Evaluate operational fit as seriously as benchmark speed. Schema migrations, online index changes, observability, backup verification, tenant deletion, and on-call familiarity affect the long-term cost of the store.

Late data, duplicates, and corrections

Networks reorder and retry messages, and devices can reconnect with a backlog. Give events a stable identity when deduplication matters. If no natural event ID exists, define a key from trusted device identity, timestamp or sequence, measurement, and schema version, while accounting for legitimate repeated samples.

Set an explicit lateness policy. Recent aggregates may be refreshable for seven days, while older corrections enter a controlled backfill. Keep raw and normalized provenance so an operator can explain which decoder, unit conversion, or calibration produced a value. Do not silently overwrite history when auditability matters; record correction lineage or versioned facts.

Clock quality must be visible. Preserve device timestamps, platform receipt time, and a quality indicator for missing or implausible clocks. Sorting purely by arrival time hides the physical sequence; trusting every device timestamp can place data years outside useful partitions.

Failure modes to test

Cardinality growth can exhaust memory or indexes long before disk capacity. A tenant export can scan years of data and starve fresh dashboards. Continuous aggregates can look correct until late data falls outside their refresh window. Retention jobs can block writes if partitioning does not match deletion boundaries.

Backfills may duplicate rows, bypass current validation, or publish events that trigger live alerts. Use an isolated ingestion path, idempotency, rate limits, and a clear rule for downstream side effects. Schema evolution can also mix units or decoder versions in one chart; store unit and provenance rather than relying on current device configuration.

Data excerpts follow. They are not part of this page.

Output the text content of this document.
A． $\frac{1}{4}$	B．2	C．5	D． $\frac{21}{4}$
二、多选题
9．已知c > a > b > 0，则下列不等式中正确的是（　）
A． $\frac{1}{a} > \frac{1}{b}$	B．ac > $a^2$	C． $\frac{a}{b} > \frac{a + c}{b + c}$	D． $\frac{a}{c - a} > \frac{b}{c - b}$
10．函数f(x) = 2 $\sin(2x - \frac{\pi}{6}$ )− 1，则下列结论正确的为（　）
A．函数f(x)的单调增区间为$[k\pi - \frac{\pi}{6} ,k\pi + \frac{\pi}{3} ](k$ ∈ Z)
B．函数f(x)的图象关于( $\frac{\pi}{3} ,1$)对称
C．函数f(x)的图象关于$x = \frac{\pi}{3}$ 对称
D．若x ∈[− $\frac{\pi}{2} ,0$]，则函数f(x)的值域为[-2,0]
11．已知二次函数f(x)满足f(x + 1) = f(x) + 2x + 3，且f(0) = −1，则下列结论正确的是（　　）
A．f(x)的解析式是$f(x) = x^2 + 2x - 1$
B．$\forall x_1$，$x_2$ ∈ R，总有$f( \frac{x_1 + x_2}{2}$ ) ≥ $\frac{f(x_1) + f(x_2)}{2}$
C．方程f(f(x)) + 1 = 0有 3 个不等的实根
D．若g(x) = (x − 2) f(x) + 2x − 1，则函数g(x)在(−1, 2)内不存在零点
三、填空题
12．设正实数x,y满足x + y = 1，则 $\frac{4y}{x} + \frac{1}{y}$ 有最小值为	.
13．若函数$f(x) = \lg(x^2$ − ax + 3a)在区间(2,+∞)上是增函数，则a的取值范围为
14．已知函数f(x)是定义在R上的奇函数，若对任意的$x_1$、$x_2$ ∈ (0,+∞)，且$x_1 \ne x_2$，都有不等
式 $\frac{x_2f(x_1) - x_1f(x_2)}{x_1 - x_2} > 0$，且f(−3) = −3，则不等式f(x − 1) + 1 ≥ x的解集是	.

Finally, replication is not backup. Test point-in-time recovery and application-level correctness after restore. A successful database restore that loses tenant mappings, object-store raw payloads, or aggregate definitions is not a successful system recovery.

Implementation checklist

  • Product queries and latency objectives are written before engine selection.
  • Current state, raw history, normalized measurements, aggregates, and events have explicit roles.
  • Event time, ingestion time, unit, quality, and schema provenance are preserved.
  • Tag and index cardinality are bounded and observable.
  • Retention, deletion, backup, and restore requirements are tested.
  • Benchmarks include late data, duplicates, backfills, tenant filters, and concurrent reads.
  • Aggregates have a documented correction and refresh window.
  • Historical work is throttled so live ingestion keeps its service objective.
  • Cost estimates include replicas, backups, compute, transfer, and operations.

Primary sources

Use the selected database’s official behavior as the source of truth. Timescale documentation covers hypertables, chunking, compression, retention, and continuous aggregates for its PostgreSQL extension. The PostgreSQL documentation on table partitioning explains native partition behavior and maintenance trade-offs. If object storage is part of the design, verify lifecycle, consistency, encryption, and restore semantics in the chosen provider’s official documentation rather than assuming all services behave alike.